During a recent interview with Li Ping, Deputy Director of the Tax Research Institute under the National Taxation Administration, he emphasized the significant impact of personal income tax reforms implemented in China since 2018. These reforms combine comprehensive and categorized approaches to personal income tax, effectively playing a role in both adjusting the tax burden for higher-income earners and providing relief for lower-income individuals.
According to data from the tax administration, about 1% of individual income tax filers report annual incomes exceeding 1 million yuan, yet this small group contributes more than 50% of the total income tax collected. Moreover, those within the top 10% of income earners account for over 90% of the total personal income tax contributions. This trend aligns with the principle of fairness outlined in tax law that states tax burdens should be distributed according to the taxpayer’s ability to pay, which is consistent with practices in major countries around the world.
Li Ping highlighted that the personal income tax has been particularly effective in redistributing wealth, thus promoting social equity. He noted, “The ‘high’ adjustment role of personal income tax is quite evident, positively impacting the regulation of income distribution.”
He further explained how the reform has also benefitted lower-income groups. By reviewing the system for comprehensive income tax reporting, it becomes clear that many low-income individuals either pay very little tax or none at all following the tax reforms. “Most of the personal income tax is being paid by middle and high-income earners,” Li stated, reflecting the design of the tax system where high-income earners contribute more while lower-income earners pay less or none.

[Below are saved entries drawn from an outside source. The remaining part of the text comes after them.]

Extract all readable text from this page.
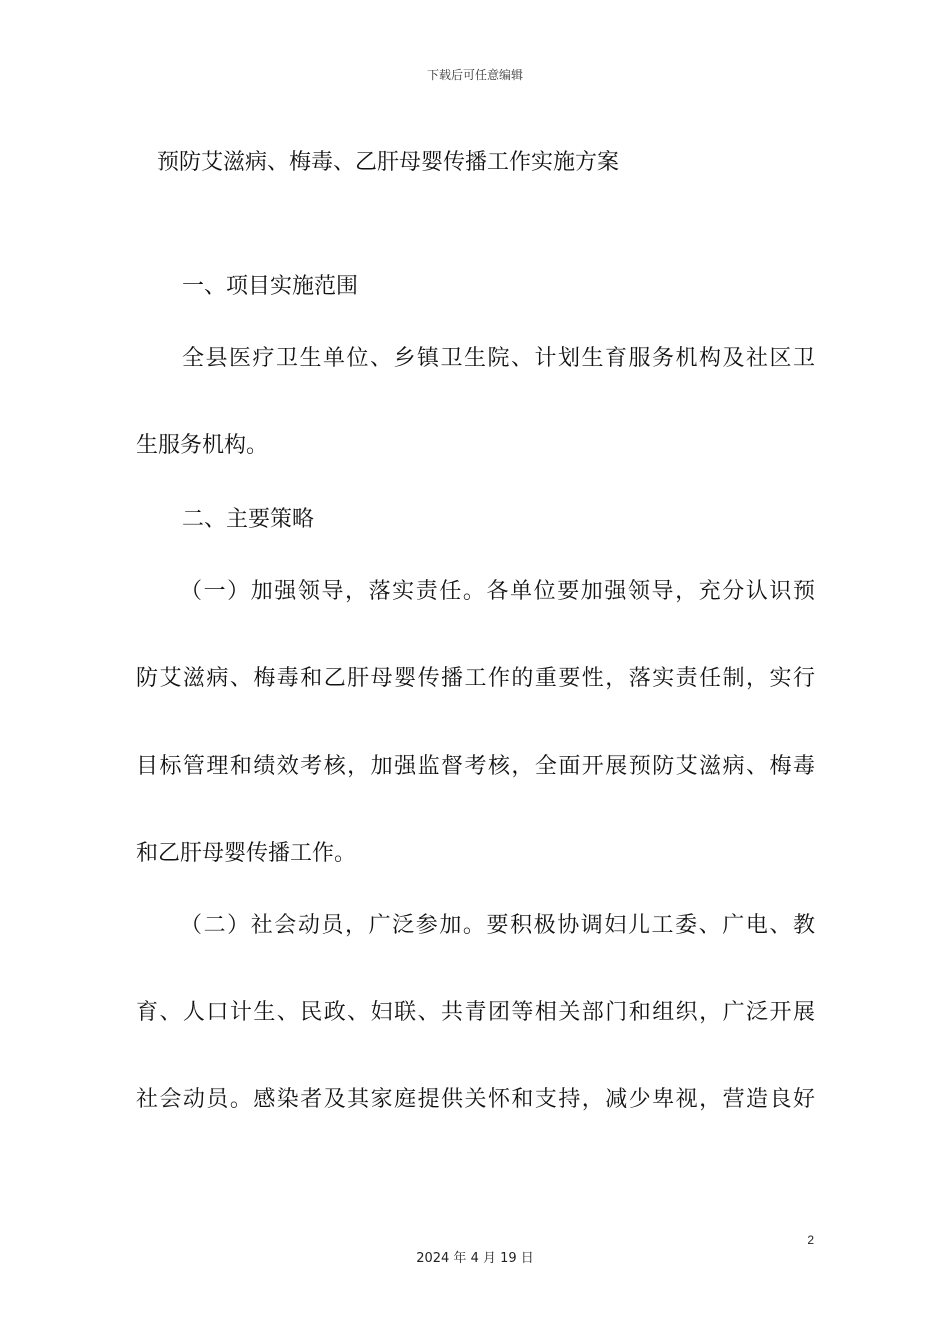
下载后可任意编辑
预防艾滋病、梅毒、乙肝母婴传播工作实施方案
一、项目实施范围
全县医疗卫生单位、乡镇卫生院、计划生育服务机构及社区卫
生服务机构。
二、主要策略
（一）加强领导，落实责任。各单位要加强领导，充分认识预
防艾滋病、梅毒和乙肝母婴传播工作的重要性，落实责任制，实行
目标管理和绩效考核，加强监督考核，全面开展预防艾滋病、梅毒
和乙肝母婴传播工作。
（二）社会动员，广泛参加。要积极协调妇儿工委、广电、教
育、人口计生、民政、妇联、共青团等相关部门和组织，广泛开展
社会动员。感染者及其家庭提供关怀和支持，减少卑视，营造良好
2
2024 年 4 月 19 日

A significant change was made in 2018, which raised the basic deduction standard from 3,500 yuan to 5,000 yuan per month. This threshold, when compared to average national income, is relatively high on an international scale and adequately covers basic living expenses for most individuals. Additionally, several special deductions related to child education, elderly care, mortgage interest, housing rental, continuing education, and major medical expenses were introduced, with increased allowances for childcare and elder support announced recently.
Li emphasized that by mid-2023, approximately 67 million people benefited from these adjustments, resulting in a tax relief exceeding 70 billion yuan, an average reduction of over 1,000 yuan per person. Tax reductions for child education, elderly care, and childcare accounted for significant portions of this total, providing timely financial relief for households supporting both elderly and young family members.
He gave an example of how these deductions can significantly reduce tax burdens for families. For a taxpayer with one child, sharing education deductions with a spouse can lead to monthly deductions total of 1,000 yuan. Added to other deductions, a family supporting elderly parents can potentially reduce their taxable income by substantial amounts, allowing many to effectively pay no personal income tax at all.
Li noted that currently, over 70% of individuals with comprehensive income in China do not owe personal income tax, with more than 60% of the remaining taxpayers falling into the lowest tax bracket, paying minimal amounts.
Looking ahead, Li indicated that the tax department plans to strengthen the implementation of policies aligned with the agenda set by the Third Plenary Session of the 20th National Congress. This effort will focus on refining the combined personal income tax system to better regulate income distribution, enhance public services, and contribute to shared prosperity in society.